First, let's estimate taxonomy and save the results to a file we can inspect:

anvi-estimate-scg-taxonomy -c contigs.db \
                           -p PROFILE/PROFILE.db \
                           --metagenome-mode \
                           --output-file taxonomy_summary.txt \
                           --compute-scg-coverages

What this does:

-c contigs.db: Your contigs database (contains the SCGs identified by anvi-run-hmms)
-p PROFILE/PROFILE.db: Your profile database (contains coverage information)
--metagenome-mode: Tells Anvi'o to expect multiple organisms in the sample (as opposed to a single isolate genome). This mode analyzes each contig independently rather than assuming that everything belongs to a single organism.
--output-file taxonomy_summary.txt: Saves the taxonomic predictions to a file for inspection
--compute-scg-coverages: Calculate the coverage of each SCG across the sample. This helps determine which taxonomic groups are more abundant - if certain SCGs have high coverage, that organism is likely more prevalent in your cave sample.

What gets calculated:

This command:

Takes the SCGs identified by HMMs
Compares their sequences against a reference database of known organisms
Assigns taxonomic classifications (domain → phylum → class → order → family → genus → species)
Calculates how abundant each taxonomic group is based on SCG coverage

Let's look at what organisms were detected:

cat taxonomy_summary.txt | column -t

Important note: This output shows only the most frequently detected ribosomal gene across all contigs - specifically the Ribosomal_S6 gene in this case. Anvi'o selects the single best-represented SCG for taxonomy estimation to provide the most reliable taxonomic signal. While your contigs contain many different SCGs, this focused approach using the most abundant marker gives you a cleaner overview of the dominant organisms in your sample.

Understanding the output:

Each row represents one SCG (ribosomal protein gene) that was successfully matched to a known organism:

Column	Meaning
`scg_name`	The specific SCG gene and contig where it was found
`percent_identity`	How similar this gene is to the reference (higher = more confident match)
`t_domain` → `t_species`	Full taxonomic lineage from domain down to species
`DRC_Cave-A`	Coverage of this SCG in your sample (higher = more abundant organism)

Example interpretation:

scg_name        percent_identity        t_domain        t_phylum        t_class                 t_order         t_family                t_genus         t_species                       DRC_Cave_A
DRC_Cave_A_Ribosomal_S6_21391   95.5    Bacteria        Pseudomonadota  Gammaproteobacteria     Methylococcales Methylomonadaceae       Methyloglobulus Methyloglobulus sp016874115     62.75894988066826

This tells us:

✅ Found a Ribosomal S6 gene on contig 21007
✅ 95.5% similar to known Methyloglobulus species
✅ Very high coverage (62.76) - this is likely a dominant organism in the cave!

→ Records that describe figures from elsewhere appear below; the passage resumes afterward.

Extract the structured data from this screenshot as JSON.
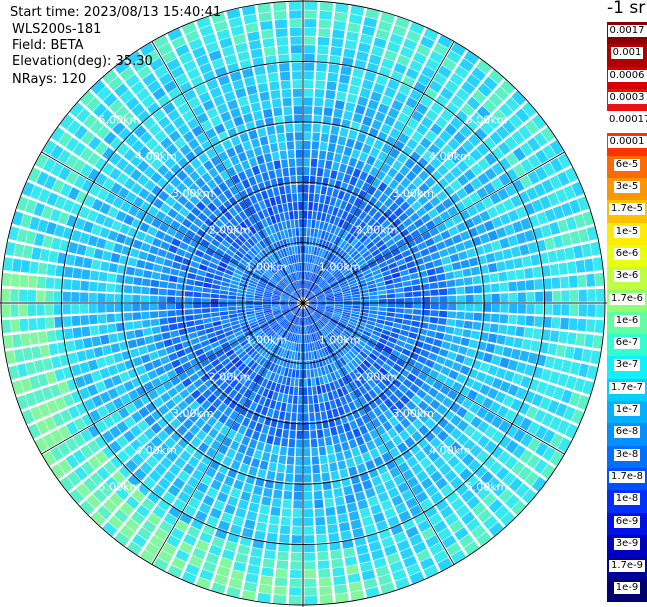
{
  "info": {
    "start_time": "Start time: 2023/08/13 15:40:41",
    "instrument": "WLS200s-181",
    "field": "Field: BETA",
    "elevation": "Elevation(deg): 35.30",
    "nrays": "NRays: 120"
  },
  "colorbar": {
    "units": "-1 sr",
    "levels": [
      {
        "label": "0.0017",
        "color": "#8b0000"
      },
      {
        "label": "0.001",
        "color": "#b00000"
      },
      {
        "label": "0.0006",
        "color": "#d40000"
      },
      {
        "label": "0.0003",
        "color": "#ee1010"
      },
      {
        "label": "0.00017",
        "color": "#ffffff"
      },
      {
        "label": "0.0001",
        "color": "#ff3300"
      },
      {
        "label": "6e-5",
        "color": "#ff6a00"
      },
      {
        "label": "3e-5",
        "color": "#ff9500"
      },
      {
        "label": "1.7e-5",
        "color": "#ffc000"
      },
      {
        "label": "1e-5",
        "color": "#ffec00"
      },
      {
        "label": "6e-6",
        "color": "#e8ff10"
      },
      {
        "label": "3e-6",
        "color": "#c0ff40"
      },
      {
        "label": "1.7e-6",
        "color": "#90ff70"
      },
      {
        "label": "1e-6",
        "color": "#60ffa0"
      },
      {
        "label": "6e-7",
        "color": "#30ffd0"
      },
      {
        "label": "3e-7",
        "color": "#10f0ff"
      },
      {
        "label": "1.7e-7",
        "color": "#00d0ff"
      },
      {
        "label": "1e-7",
        "color": "#00b0ff"
      },
      {
        "label": "6e-8",
        "color": "#0090ff"
      },
      {
        "label": "3e-8",
        "color": "#0070ff"
      },
      {
        "label": "1.7e-8",
        "color": "#0050ff"
      },
      {
        "label": "1e-8",
        "color": "#0030ff"
      },
      {
        "label": "6e-9",
        "color": "#0010e0"
      },
      {
        "label": "3e-9",
        "color": "#0000c0"
      },
      {
        "label": "1.7e-9",
        "color": "#00009a"
      },
      {
        "label": "1e-9",
        "color": "#000070"
      }
    ]
  },
  "chart_data": {
    "type": "heatmap",
    "projection": "polar",
    "field": "BETA",
    "n_rays": 120,
    "range_km_max": 5.0,
    "range_rings_km": [
      1.0,
      2.0,
      3.0,
      4.0,
      5.0
    ],
    "range_ring_labels": [
      "1.00km",
      "2.00km",
      "3.00km",
      "4.00km",
      "5.00km"
    ],
    "dominant_value_range": [
      "1e-8",
      "3e-7"
    ],
    "near_field_value": "3e-8",
    "mid_field_value": "1e-7",
    "far_field_value": "3e-7",
    "edge_max_value": "1e-6",
    "colormap": "jet"
  }
}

❓ Question 5: Based on the taxonomy_summary.txt file, which bacterial phylum appears most frequently in the results

❓ Question 6: Which organism has the highest coverage (most abundant)?

❓ Question 7: Are there any Ribosomal S6 genes with 100% identity to known species?

Step 2: Add taxonomy to Profile Database

Now that we've inspected the results and understand what organisms are present, let's store this information in the profile database so it appears in the interactive interface:

anvi-estimate-scg-taxonomy -c contigs.db \
                           -p PROFILE/PROFILE.db \
                           --metagenome-mode \
                           --compute-scg-coverages \
                           --update-profile-db-with-taxonomy

New parameters:

--update-profile-db-with-taxonomy: Store the taxonomic predictions directly in the profile database so they appear as a layer in the interactive interface. Without this flag, results would only be saved to the file.

Why two steps?

Separating these steps allows you to:

First: Examine the taxonomy results and understand your data
Then: Commit the results to your database once you're satisfied

This is good practice - always inspect your results before permanently storing them!